Extraktionsversuche haben keine messbare Eluation der Gelbausteine ergeben, so dass die Annahme des vollständigen Einbaus der Gelbausteine als gerechtfertigt angesehen wird.

In Tabelle 3 sind die prozentual gebundenen Mengen an Signalmolekülen in den Hydrogelen normalisiert zur Konzentration der löslichen Faktoren vor der Inkubation angegeben, wie vorangehend erläutert.
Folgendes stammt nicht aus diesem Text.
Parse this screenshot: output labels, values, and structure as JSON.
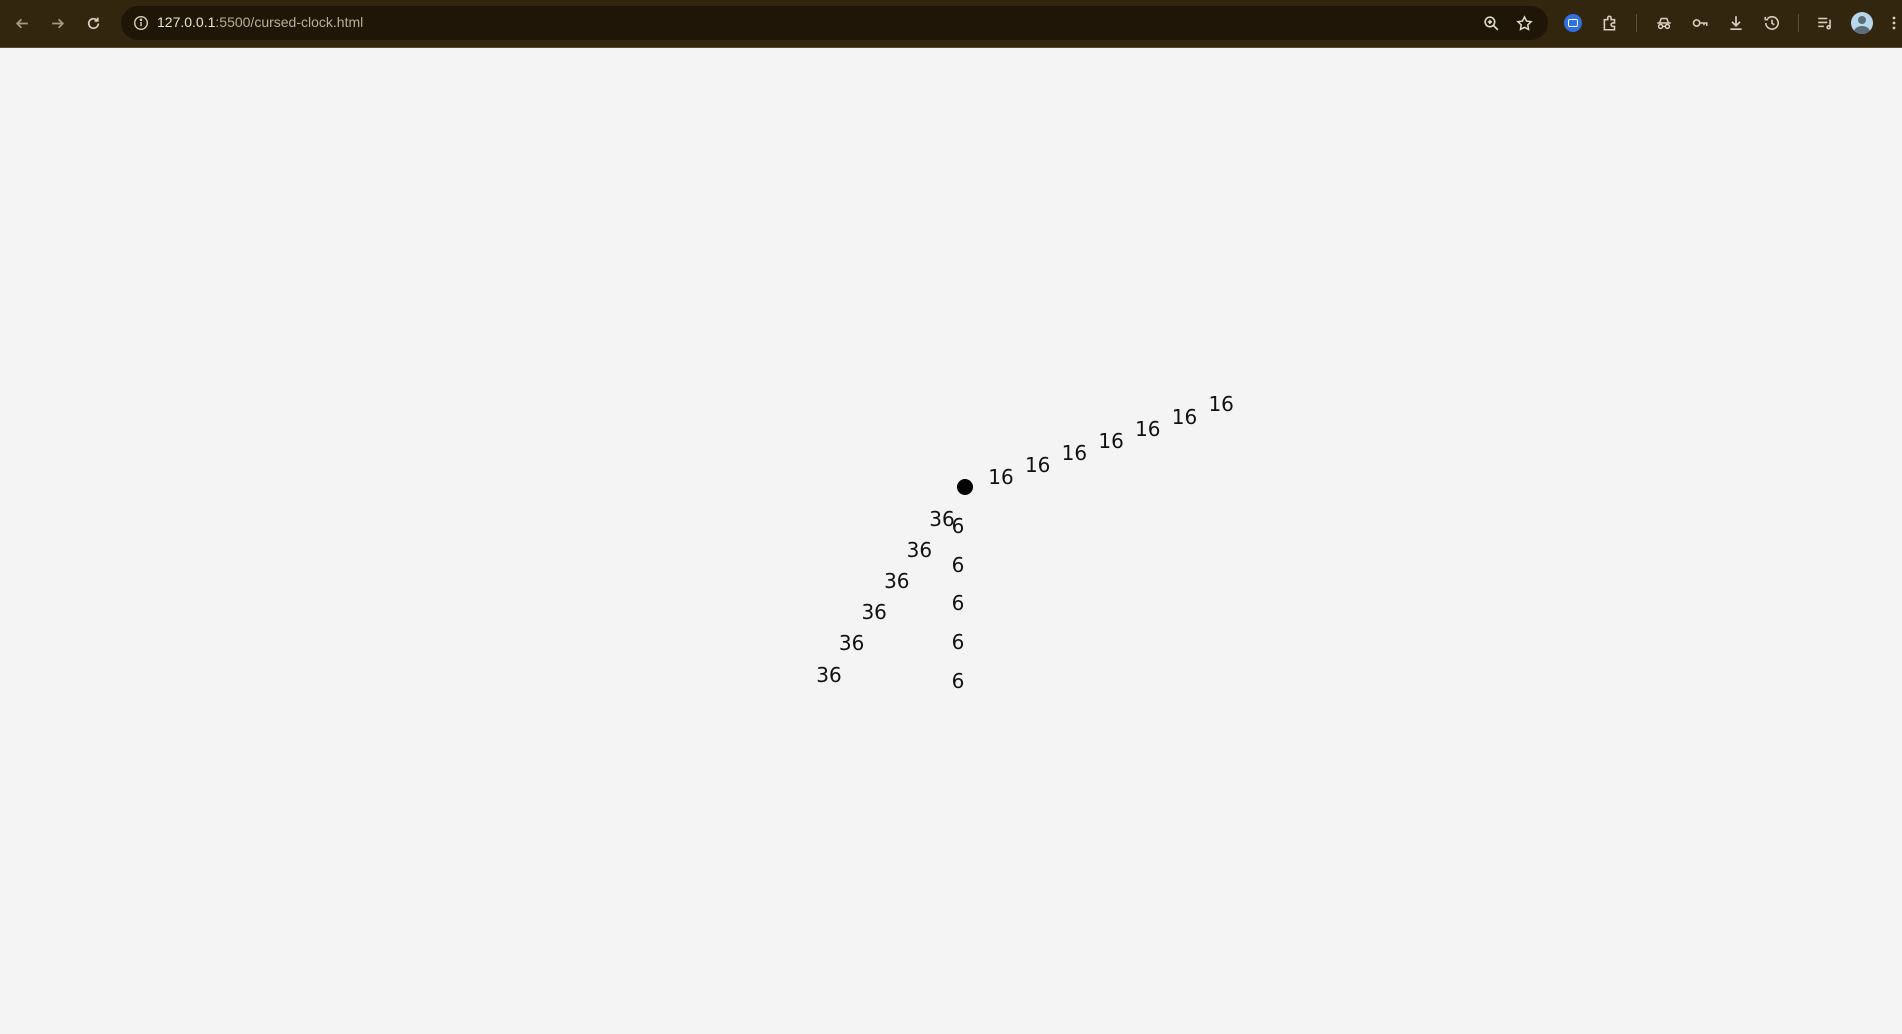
{
  "browser": {
    "url_host": "127.0.0.1",
    "url_path": ":5500/cursed-clock.html",
    "icons": {
      "back": "back-arrow-icon",
      "forward": "forward-arrow-icon",
      "reload": "reload-icon",
      "site_info": "info-icon",
      "zoom": "zoom-icon",
      "bookmark": "star-icon",
      "extension_active": "extension-badge-icon",
      "extensions": "puzzle-icon",
      "incognito": "incognito-icon",
      "passwords": "key-icon",
      "downloads": "download-icon",
      "history": "history-icon",
      "media": "playlist-icon",
      "profile": "avatar-icon",
      "menu": "kebab-menu-icon"
    },
    "accent_color": "#33260f"
  },
  "clock": {
    "hand_a_label": "16",
    "hand_b_label": "6",
    "hand_c_label": "36",
    "hand_a_count": 7,
    "hand_b_count": 5,
    "hand_c_count": 6,
    "dot_color": "#000000"
  }
}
Die Prozentangaben beziehen sich auf Masseprozent.

Die molekulare Größe der Stoffe, die auch als Signalstoffe oder Faktoren bezeichnet werden, wird in Kilo-Dalton (kDa) angegeben.

Die Proteine (Signalmoleküle) sind in Abkürzungen (Tabelle 3 und den UniProt Identifikationsnummern (Uniprot ID) der Proteindatenbank Universal Protein Ressource (UniProt; http://www.uniprot.org/) eindeutig zugeordnet.

Der isoelektrische Punkt (ΓΕΡ) und die Molmasse wurde aufgrund der vollständig biologisch prozessierten Aminosäuresequenz mittels dem Programm ExPASy ProtParm (http://web.expasy.org/protparam/; Referenz: Gasteiger, E. et al. in The Proteomics Protocols Handbook 571-607 (2005)) berechnet.

Die Strukturparameter der Proteine wurde mittels der Datenbank ExPASy PROSITE auf Basis der UniProt Identifikationsnummern bestimmt (http://prosite.expasy.org/; Sigrist, C. J. A. et al. New and continuing developments at ExPASy PROSITE; Referenzen: (1) Nucleic Acids Res. 41, (2013); (2) Sigrist, C. J. a et al. PROSITE: a documented database using patterns and profiles as motif descriptors. Brief. Bioinform. 3, 265-274 (2002)).